Socrate occupato, la protesta studentesca verso il 4 ottobre

Roma torna a essere teatro di nuove mobilitazioni studentesche. Questa mattina, martedì 30 settembre, il liceo classico e scientifico Socrate, in via Padre Reginaldo Giuliani, è stato occupato da studenti e studentesse.
La giornata è iniziata con un picchetto alla succursale di Tor Marancia, dove le classi non sono entrate a lezione. Successivamente gli studenti si sono spostati nella sede centrale di Garbatella per un’assemblea straordinaria molto partecipata. Al termine dell’incontro è arrivata la decisione di occupare l’istituto. Sia la dirigenza scolastica sia le forze dell’ordine hanno atteso l’esito dell’assemblea e poi si sono allontanati, senza episodi di tensione.
Si tratta della terza occupazione in città in meno di una settimana, dopo quella del Rossellini, durata dal 24 al 28 settembre, e quella del liceo Cavour, iniziata ieri. La notizia è stata diffusa dal collettivo Rosa Luxemburg, che ha sottolineato come l’iniziativa del Socrate sia nata da un’assemblea scandita dal motto “Prendiamoci tutto”.
Gli occupanti chiariscono che non si tratta di un gesto rivolto contro la presidenza o i docenti, ma di un’azione politica collegata a mobilitazioni più ampie. L’occupazione del Socrate, infatti, si inserisce nell’ondata di proteste che attraversa diverse scuole romane, dopo lo sciopero del 22 settembre e l’occupazione della facoltà di Lettere alla Sapienza.

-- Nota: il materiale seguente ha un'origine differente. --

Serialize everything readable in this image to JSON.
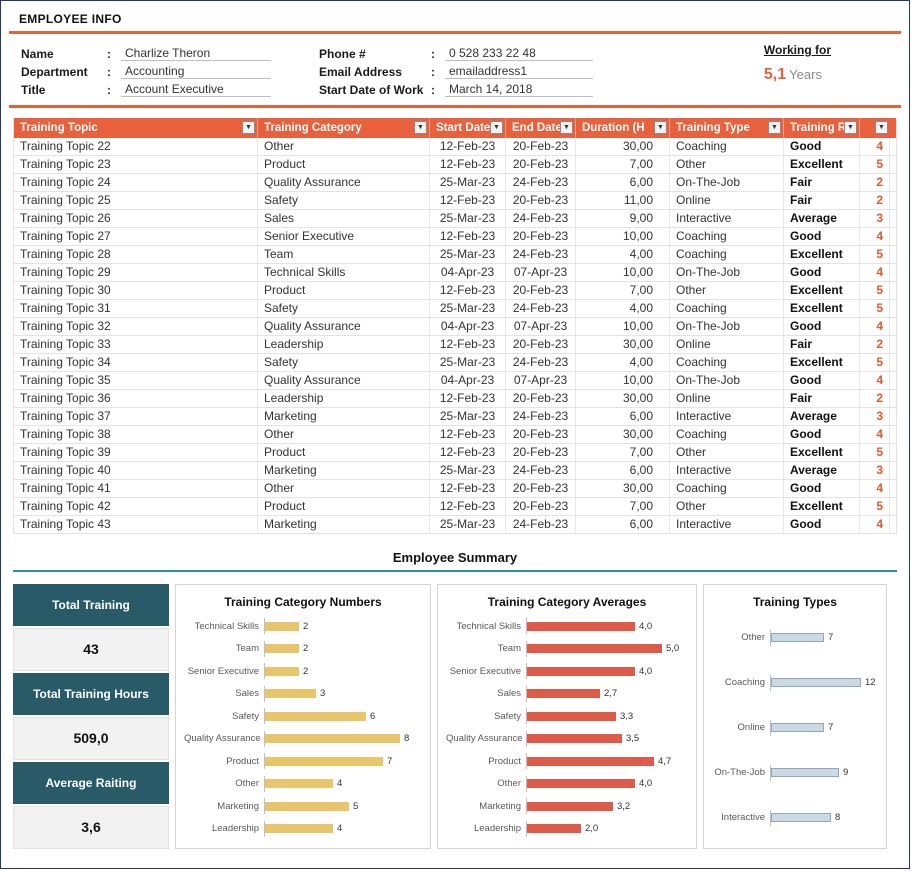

Il comunicato: solidarietà alla Palestina e appello alla mobilitazione

Nel comunicato diffuso, gli studenti e le studentesse definiscono l’occupazione della scuola “un atto consapevole“, non rivolto contro la presidenza o i docenti, ma nato dall’urgenza di esprimere solidarietà al popolo palestinese, che accusano di essere vittima di apartheid e genocidio. Accusano inoltre Israele di bombardare civili e infrastrutture essenziali, di aver trasformato Gaza in una “prigione a cielo aperto” e di impedire l’accesso a beni fondamentali come acqua, cibo e medicinali.
Il testo denuncia la complicità dei governi occidentali, incluso quello italiano, accusati di anteporre interessi economici e militari all’autodeterminazione palestinese. Dichiarano sostegno alla Global Sumud Flotilla e alla Freedom Flotilla, impegnate a portare aiuti umanitari rompendo il blocco navale israeliano. Con lo slogan “Blocchiamo tutto”, gli occupanti invitano a costruire una mobilitazione unitaria attraverso scioperi, manifestazioni e occupazioni, chiamando a raccolta tutte le scuole del Paese.
I ragazzi e le ragazze sottolineano anche la necessità di ripensare la condizione degli alunni in Italia, denunciando la precarietà degli spazi scolastici, la scarsità di investimenti e la gestione centralizzata del ministro Giuseppe Valditara, accusato di portare avanti una politica autoritaria che limita l’autonomia delle comunità scolastiche e ignora le reali esigenze di chi vive ogni giorno nelle aule.
Nel comunicato inseriscono la protesta in una più ampia riflessione sul loro ruolo nella società: “Abbiamo la forza di bloccare dal basso gli ingranaggi del nostro Paese“, scrivono, ribadendo che la lotta studentesca deve intrecciarsi con quella dei lavoratori, dei disoccupati e dei movimenti sociali.
Infine hanno comunicato che l’occupazione terminerà sabato 4 ottobre, quando partiranno in corteo da Porta San Paolo dopo le 14.30 per raggiungere San Giovanni e partecipare alla mobilitazione nazionale organizzata da diverse sigle palestinesi, sostenuta dai sindacati di base e dai collettivi studenteschi.
Un appuntamento che, nelle loro parole, gli organizzatori descrivono come un momento decisivo per unire le lotte sociali, studentesche e internazionaliste.